Isto porque é a própria ideia sobre ser “trans de verdade” que cria margens que excluem os sujeitos de poderem habitar uma zona de indeterminação em relação às suas próprias identidades de gênero. É o próprio discurso da “transexualidade verdadeira” que produz o sofrimento psíquico de pessoas “arrependidas” com a transição. É o próprio discurso que toma a cisgeneridade como algo natural, como se fosse manifestação espontânea de uma verdade acerca dos gênero, que produz o sofrimento psíquico de pessoas que se encontram “arrependidas”.
Quem discute o arrependimento acerca da decisão pela cisgeneridade? Porque, aliás, não se coloca a cisgeneridade nos mesmos termos em que colocamos a transgeneridade, a saber, do sujeito ser instado a estabelecer uma “escolha” subjetiva com base em um saber sobre si, uma “decisão” de si para si supostamente extremamente delicada em relação à sua própria vida? Porque não se discute os arrependimentos de anos de “armário”, de imposição da cisgeneridade? Não seria exatamente porque não se enxerga o “estar no armário” em termos de tomada de decisão?
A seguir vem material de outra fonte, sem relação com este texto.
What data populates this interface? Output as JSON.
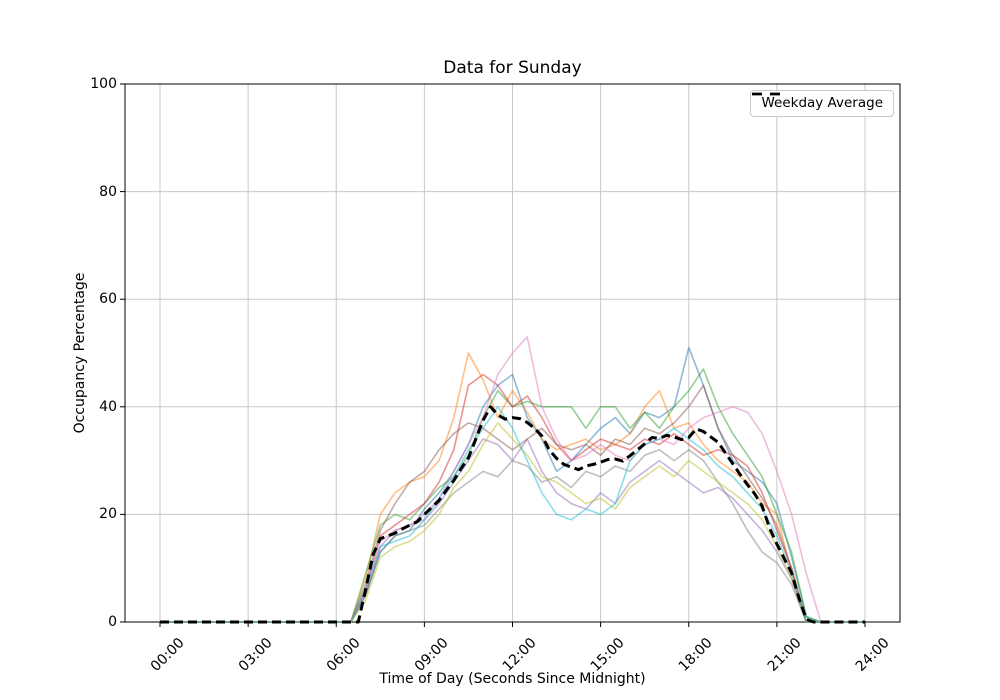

Como se a decisão só pudesse estar em poder sair dele, enquanto a sua permanência é tomada como pressuposta, como se fosse um estado existencial neutro, como se estivéssemos tratando de um estado existencial “bruto” sobre o qual as decisões sobre as possibilidades de transição iriam incidir apenas a posteriori e em caráter contingencial.
Para de fato podermos discutir “destransição” quando falamos de identidade de gênero já passou da hora de entendermos que a decisão que um sujeito deve fazer em relação à sua própria identidade de gênero está longe de se resumir tão somente a uma saída do armário da cisgeneridade. Já chegou a hora de abandonarmos a ideia de que a cisgeneridade seria uma espécie de estado existencial bruto, uma mera matéria prima que as modificações transgêneras dariam forma. Se manter dentro do armário deve ser visto como uma decisão igualmente dramática, que deveria exigir igualmente um trabalho subjetivo (intenso) que tanto se exige daquele sujeito que deseja transicionar: “você tem certeza que deseja permanecer no armário?”; “você tem certeza realmente que deseja ratificar às expectativas em relação à cisgeneridade?”. Porque não fazemos essas perguntas? Porque tais perguntas não são igualmente enunciáveis? Porque tais perguntas incidem unidirecionalmente para a saída do armário trans e não sobre a sua permanência?
A decisão, a escolha que um sujeito deve tomar incide sobre um aspecto deveras muito mais essencial, que diz respeito à própria posição que o sujeito deve estabelecer em referência ao estar “dentro” ou “fora” do armário: neste aspecto, se manter dentro do armário também é algo que deveríamos refletir profundamente sobre, ao invés de simplesmente assumirmos como se fosse algo da esfera do natural, do evidente, do meramente pressuposto como neutro.